To reiterate, I generally feel this paper can become a worthwhile contribution and should not be rejected unless these elements cannot be addressed. The text above is focused on constructive criticism, but the fundamentals of the paper remain strong.
Line by line comments:
42: lacked
94: this assertion needs further quantification in the North Atlantic, where there are routinely measurable decadal increases in Canth
97: along A61N, no “the” is needed
123: which standard depths?
125: how are adjustments proposed precisely?
125: how are adjustments validated precisely?
133: please explain this metric. How is consistency at 10^-5 level when the measurement uncertainty is orders of magnitude larger?
150: typically in oceanography, the k fold cross validation is separated by cruise rather than by randomly selecting measurements. This is because cruises are synoptic records of the state of the ocean, and having many other measurements at similar times and locations and measured by the same instruments and the same operators, as are provided by other measurements along a cruise, provides an overly-rosy set of validation statistics. It is therefore important to only use other cruises to construct the validation models for measurements along any given cruise. This validation exercise needs to be redone to follow this practice, or re-written to better convey that this practice was already adopted (if it was).
215: following this procedure, I would expect the uinpts to be larger than it was found to be. To be clear, I’m not surprised that it is small, but I am surprised that it is more than 10 orders of magnitude smaller than other sources of error. Surely a temperature input error of 20,000,000 degrees C would be expected to yield a bad estimate, yet this does not currently appear to be the case by that estimate of uinput. Does that suggest that the model is mostly a fit to the coordinate predictors that are assumed to have no uncertainty? If so, would it make sense to include some uncertainty in these predictors, given that CTD rosettes are not always directly below the ship and the ships don’t always stay exactly on station for a profile? Please also check that the uncertainty reported in the abstract isn’t the MBE of the Monte Carlo analysis. If unchanged, please explain this counter intuitive finding.

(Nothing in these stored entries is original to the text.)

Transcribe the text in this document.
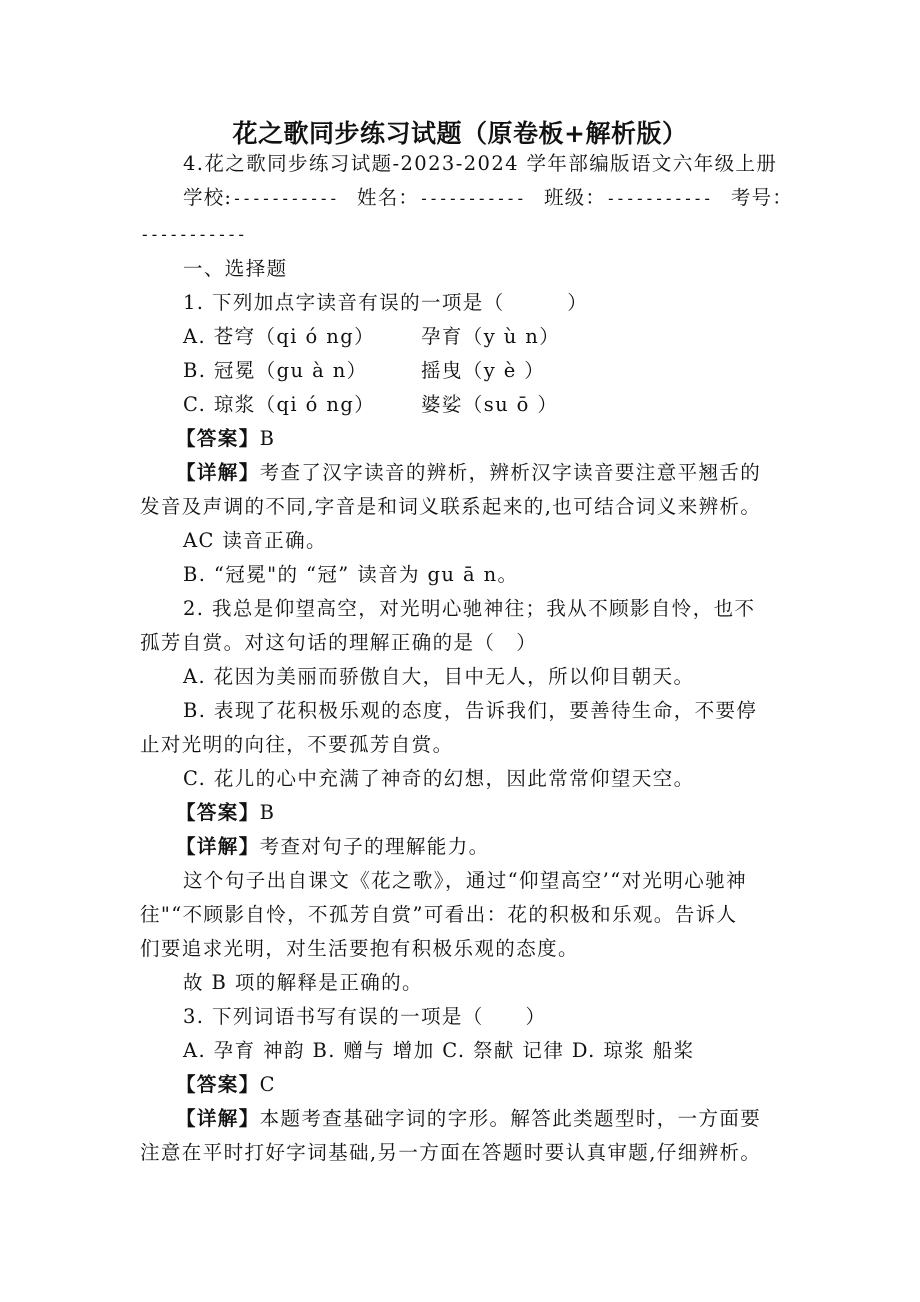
花之歌同步练习试题（原卷板+解析版）
4.花之歌同步练习试题-2023-2024 学年部编版语文六年级上册
学校:----------- 姓名：----------- 班级：----------- 考号：
-----------
一、选择题
1. 下列加点字读音有误的一项是（　　　）
A. 苍穹（qi ó ng） 孕育（y ù n）
B. 冠冕（gu à n）	摇曳（y è ）
C. 琼浆（qi ó ng） 婆娑（su ō ）
【答案】B
【详解】考查了汉字读音的辨析，辨析汉字读音要注意平翘舌的
发音及声调的不同,字音是和词义联系起来的,也可结合词义来辨析。
AC 读音正确。
B. “冠冕"的 “冠” 读音为 gu ā n。
2. 我总是仰望高空，对光明心驰神往；我从不顾影自怜，也不
孤芳自赏。对这句话的理解正确的是（　）
A. 花因为美丽而骄傲自大，目中无人，所以仰目朝天。
B. 表现了花积极乐观的态度，告诉我们，要善待生命，不要停
止对光明的向往，不要孤芳自赏。
C. 花儿的心中充满了神奇的幻想，因此常常仰望天空。
【答案】B
【详解】考查对句子的理解能力。
这个句子出自课文《花之歌》，通过“仰望高空’“对光明心驰神
往"“不顾影自怜，不孤芳自赏”可看出：花的积极和乐观。告诉人
们要追求光明，对生活要抱有积极乐观的态度。
故 B 项的解释是正确的。
3. 下列词语书写有误的一项是（　　）
A. 孕育 神韵 B. 赠与 增加 C. 祭献 记律 D. 琼浆 船桨
【答案】C
【详解】本题考查基础字词的字形。解答此类题型时，一方面要
注意在平时打好字词基础,另一方面在答题时要认真审题,仔细辨析。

234: repeating comments from line 150
245: what is normalized sample density?
375: This is hinting at an application, but is not itself an application. We’ve only learned about KDEs here, and not about the ocean.
Figure 8b: the darkness of the borders on the mean values make this plot hard to parse. Consider lightening the width of those black lines, somewhat.
8c: consider changing axis limits from 0 to 3, even if this cuts off a miniscule portion of the sample distribution
395: couldn’t you now further parse this information by holding every predictor except xCO2 constant and varying that to estimate the change in the delta that would be expected had all physical and biogeochemical processes been held constant for a decade?
448: This is a seriously dense sentence. Please break it into two or more sentences and revise them both to employ plain language (limiting jargon and buzzwords) wherever possible.
451: I don’t think a good predictor of local flux is going to lead to a good prediction of local inventory. Consider deleting this sentence.